Contrasting the music they were making with other electronic bands of the mid 70s Hütter anticipated the influence that the Düsseldorf visionaries would have on electronic musicians from Detroit to Manchester. "We have now composed some kind of electronic body music, because electronic music, basically like Tangerine Dream, has been mainly connected with brain music, where you sit back in your armchair and put on headphones, and fly off into space, some kind of cosmical consciousness type of music. Where we were always interested with Kraftwerk in including society and really environmental music, earth music, city music, and now we have done something which we call electronic body music, where we can, we have invented some influence, where you can stimulate electronic sounds with the movements of your body, by moving up your arms and legs, and your whole body."

Whether through the stark industrial funk of Cabaret Voltaire in the North of England or the raw electro punk of Liaisons Dangereuses part of Germany's Neue Deutsche Welle, forward-looking bands tore down the old order with dark yet funky music that spoke of the Ballardian truth all around them. Whereas punk's garage bands had stuck up a healthy two fingers to the electronic excesses of bands like Yes, these groups reclaimed the electronic impulse to create direct and deeply funky music every bit as revolutionary as their anarchic forbears.
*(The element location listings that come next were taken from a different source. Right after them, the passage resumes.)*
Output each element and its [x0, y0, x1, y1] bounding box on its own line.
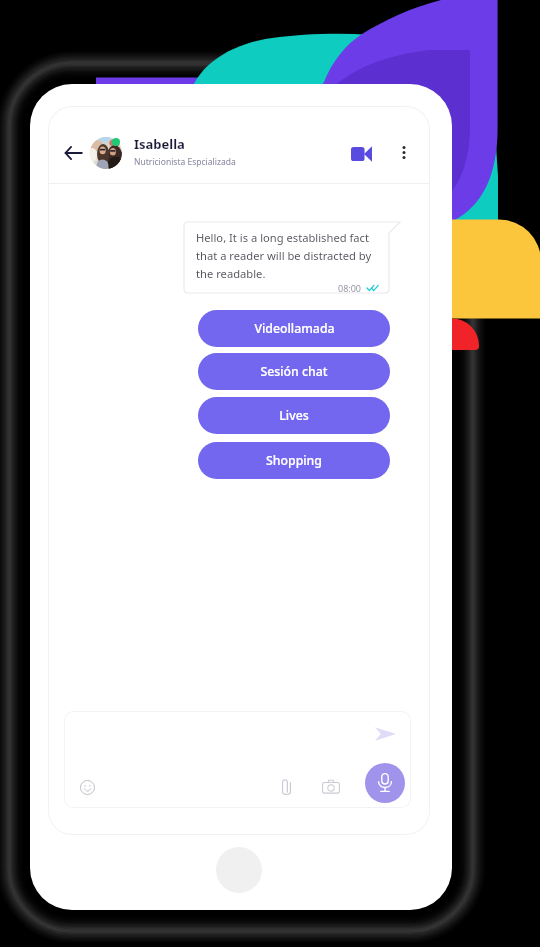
button[interactable]: Record voice message [365, 763, 405, 803]
button[interactable]: Attach file [274, 775, 298, 799]
button[interactable]: Video call [347, 140, 375, 168]
staticText: Lives [279, 407, 309, 424]
staticText: Hello, It is a long established fact tha… [196, 230, 379, 281]
staticText: Nutricionista Espcializada [134, 156, 236, 168]
button[interactable]: Camera [319, 775, 343, 799]
button[interactable]: Videollamada [198, 310, 390, 347]
button[interactable]: Sesión chat [198, 353, 390, 390]
staticText: Sesión chat [260, 363, 328, 380]
staticText: 08:00 [338, 282, 362, 293]
button[interactable]: Shopping [198, 442, 390, 479]
button[interactable]: Lives [198, 397, 390, 434]
button[interactable]: Send [372, 720, 399, 747]
staticText: Isabella [134, 135, 185, 153]
staticText: Videollamada [254, 320, 335, 337]
button[interactable]: Back [60, 140, 86, 166]
staticText: Shopping [266, 452, 322, 469]
button[interactable]: More options [392, 141, 415, 164]
button[interactable]: Emoji [75, 775, 99, 799]
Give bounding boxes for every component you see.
While it wasn't until 1984 that the term Electronic Body Music was picked up again by Front 242 on their LP No Comment, as this deep compilation shows the music's impact was strongest from 1980 through to 1988. Digging into the deepest corners of his collection, Playgroup's Trevor Jackson comes up with a selection of classics and rarities that continue to resonate today. Setting the tone brilliantly for an album that veers to the rare end of the EBM spectrum, is the totally out there and brilliant 'The Bubblemen are Coming' by The Bubblemen (of course!). Anyone following the post Bauhaus direction of Daniel Ash's Love & Rockets would hardly have expected the cosmic electro psych that opens this LP and the accompanying video is a classic of its type even if you can't quite work out what the type is.
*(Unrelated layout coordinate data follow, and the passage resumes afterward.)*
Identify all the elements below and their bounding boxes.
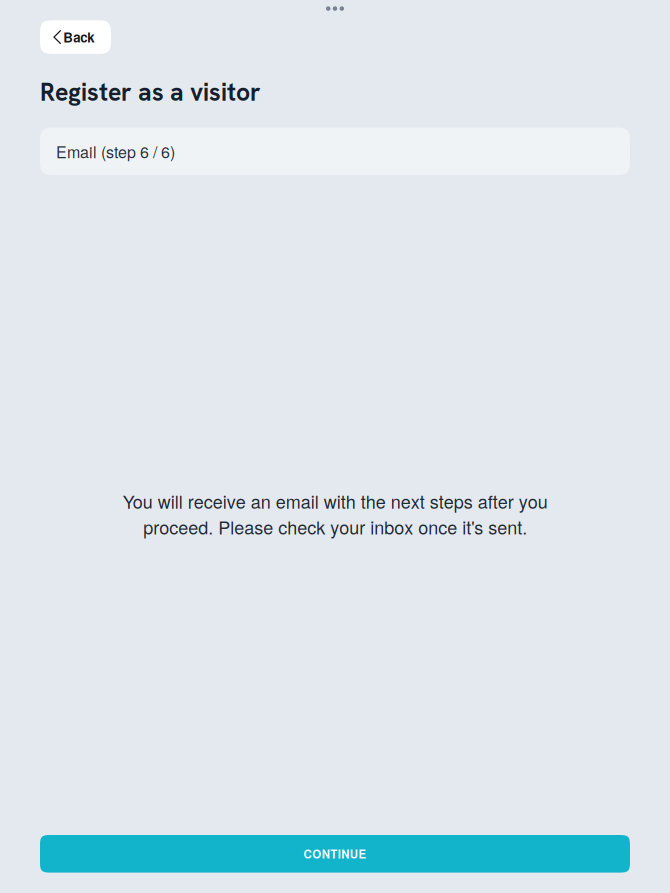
staticText: Register as a visitor: [40, 76, 261, 108]
staticText: Back: [63, 28, 94, 47]
button[interactable]: CONTINUE: [40, 835, 630, 873]
button[interactable]: Back: [40, 20, 111, 54]
staticText: You will receive an email with the next …: [122, 488, 548, 540]
staticText: Email (step 6 / 6): [56, 140, 175, 163]
staticText: CONTINUE: [304, 846, 366, 862]
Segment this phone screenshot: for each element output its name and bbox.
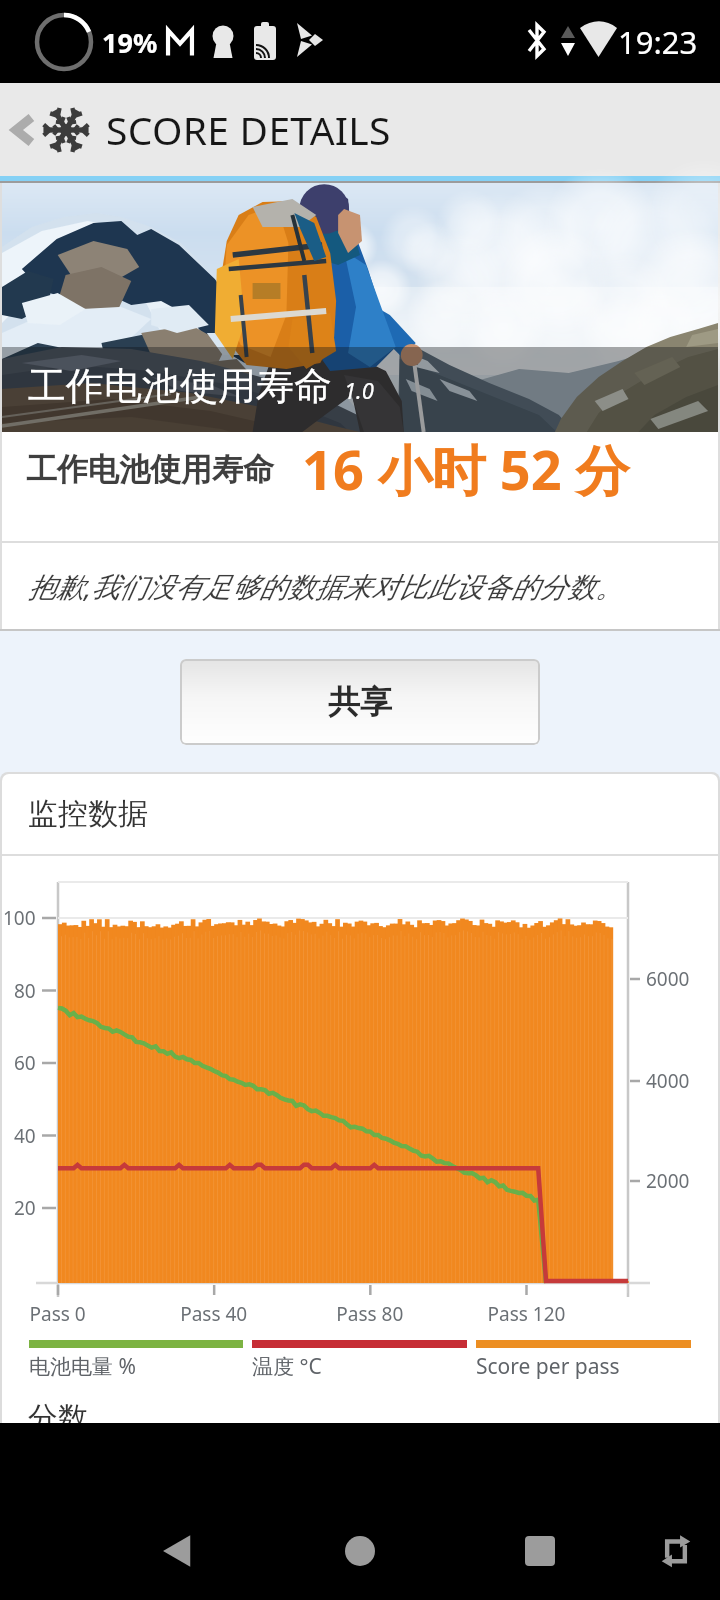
- staticText: 抱歉,我们没有足够的数据来对比此设备的分数。: [28, 567, 624, 605]
- button[interactable]: 共享: [180, 659, 540, 745]
- staticText: 监控数据: [28, 795, 148, 833]
- button[interactable]: Back: [138, 1511, 218, 1591]
- staticText: SCORE DETAILS: [106, 103, 391, 156]
- button[interactable]: Back: [0, 83, 720, 176]
- staticText: 共享: [328, 682, 392, 722]
- staticText: 工作电池使用寿命: [26, 450, 274, 489]
- staticText: 1.0: [344, 375, 374, 405]
- staticText: 分数: [28, 1399, 88, 1437]
- other: Back: [8, 115, 38, 145]
- staticText: 电池电量 %: [29, 1352, 243, 1381]
- staticText: 温度 °C: [252, 1352, 467, 1381]
- button[interactable]: Recent apps: [500, 1511, 580, 1591]
- staticText: Score per pass: [476, 1352, 691, 1381]
- staticText: 工作电池使用寿命: [28, 362, 332, 410]
- staticText: 16 小时 52 分: [302, 432, 630, 506]
- button[interactable]: Rotate screen: [636, 1511, 716, 1591]
- button[interactable]: Home: [320, 1511, 400, 1591]
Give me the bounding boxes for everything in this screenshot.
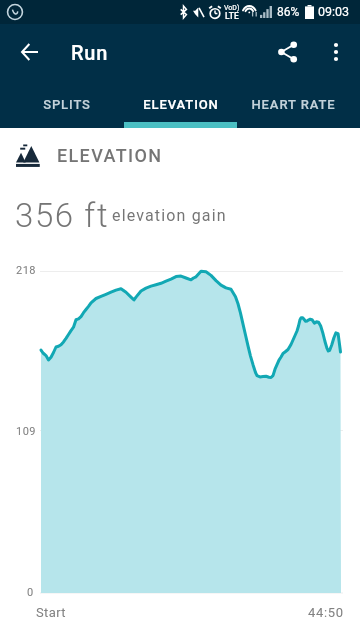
staticText: LTE	[225, 11, 239, 21]
staticText: Start	[36, 605, 67, 620]
staticText: 218	[16, 264, 37, 277]
staticText: 0	[27, 586, 34, 599]
staticText: ELEVATION	[57, 145, 163, 166]
staticText: HEART RATE	[251, 97, 336, 112]
button[interactable]: SPLITS	[10, 80, 123, 128]
staticText: VoD)	[224, 4, 240, 12]
button[interactable]: More options	[312, 28, 360, 76]
button[interactable]: Back	[4, 28, 52, 76]
staticText: 86%	[277, 5, 300, 19]
staticText: 356 ft	[15, 196, 110, 235]
staticText: elevation gain	[112, 206, 227, 225]
button[interactable]: HEART RATE	[236, 80, 350, 128]
staticText: 09:03	[318, 4, 350, 19]
button[interactable]: Share	[264, 28, 312, 76]
staticText: SPLITS	[43, 97, 91, 112]
staticText: 44:50	[308, 605, 344, 620]
button[interactable]: ELEVATION	[124, 80, 237, 128]
staticText: Run	[71, 41, 109, 64]
staticText: 109	[16, 425, 37, 438]
staticText: ELEVATION	[143, 97, 219, 112]
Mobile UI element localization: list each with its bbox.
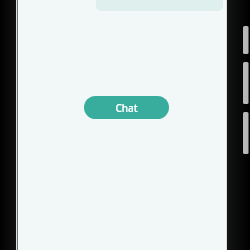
button[interactable]: Chat <box>84 96 169 119</box>
staticText: Chat <box>115 101 138 115</box>
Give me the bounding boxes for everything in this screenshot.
Next up two bands you are more likely to associate with the genre. Taking their name from François Truffaut's new wave classic, 400 Blows were formed in Croydon in 1981 by Andew E Beer. By 1984 the legendary underground musician, producer, and label boss Tony Thorpe had joined the band. Thorpe would go on to make the first UK acid tracks and more recently turn to dubstep with a heavy nod to his Croydon roots. Back in the mid 80s, Thorpe was a soulboy steeped in electro and dub, and those influences can be heard loud and clear on 'Pressure'. While other London bands like Psychic TV released hugely important electronic music through the early 80s, it was the North of England that became renowned as the home of EBM in the UK. Bursting out of Sheffield with their cut and paste aesthetic, Cabaret Voltaire epitomized the post punk attitude that made this scene so exciting. You could pick nearly any of their tracks from the 80s and they still sound prescient today. While 'Yashar' might have been an obvious choice, 'Seconds Too Late' from a 1980 7" is equally as impressive. Tense and haunting music for the heads.

The first track included from outside of the UK is Neon's 'Voices' one of the early New Beat tracks taking heavily from Master C & J's Trax house classic 'When You Hold Me'. While New Beat certainly looked to Chicago for its inspiration, the early beat makers on labels like Trax were heavily influenced by European electronic productions and there are plenty of tracks here that became staples in the sets of Music Box DJ Ron Hardy. Tracks like Nitzer Ebb's 'Control I'm Here' and Fini Tribe's 'Die Testimony' that not only brought chaos to mid 80s Chicago but also later destroyed UK Acid House clubs like Spectrum and Future.

However, despite its title this selection is not just about the dancefloor and there is plenty of music here for the head as well as the feet. About as heavy as industrial music got, Einstürzende Neubauten became known for their intense live performances using metal implements in an act of creative destruction not dissimilar to the UK's Test Department. The track we get here is 'Yu Gung' remixed by the mighty Adrian Sherwood. While not likely to scare the neighbours quite as much as 'Yu Gung', Mark Stewart's 'Fatal Attraction' was equally as aggressive in its opposition to Thatcherism as Einstürzende Neubauten were to a divided Germany. As one blogger recently commented "who else can sample Michael Jackson and Donna Summer and make it sound dangerous". On an LP that whets the appetite for Trevor Jackson and the legendary 23 Skidoo at London's Electrowerkz, other highlights on one of Strut's best compilations to date include Yello's typically odd but brilliant 'You Got to Say Yes To Another Success' and an inspired version of T-Connection's 'Do What You Wanna Do' by The Cage (feat Nona Hendryx). Essential.

Post-Punk Monk
Sep 21, 2013 1:26pm

Wow! I just bought this recently! It is an embarrassment of riches! Hearing this is like being in a very hip club in 1985 with all of the perfunctory "hits" excised from the playlist. The artists here that I was not familiar with were just as good as the standard bearers who are well-represented in my Record Cell. Nicely done! I could stand for more of this.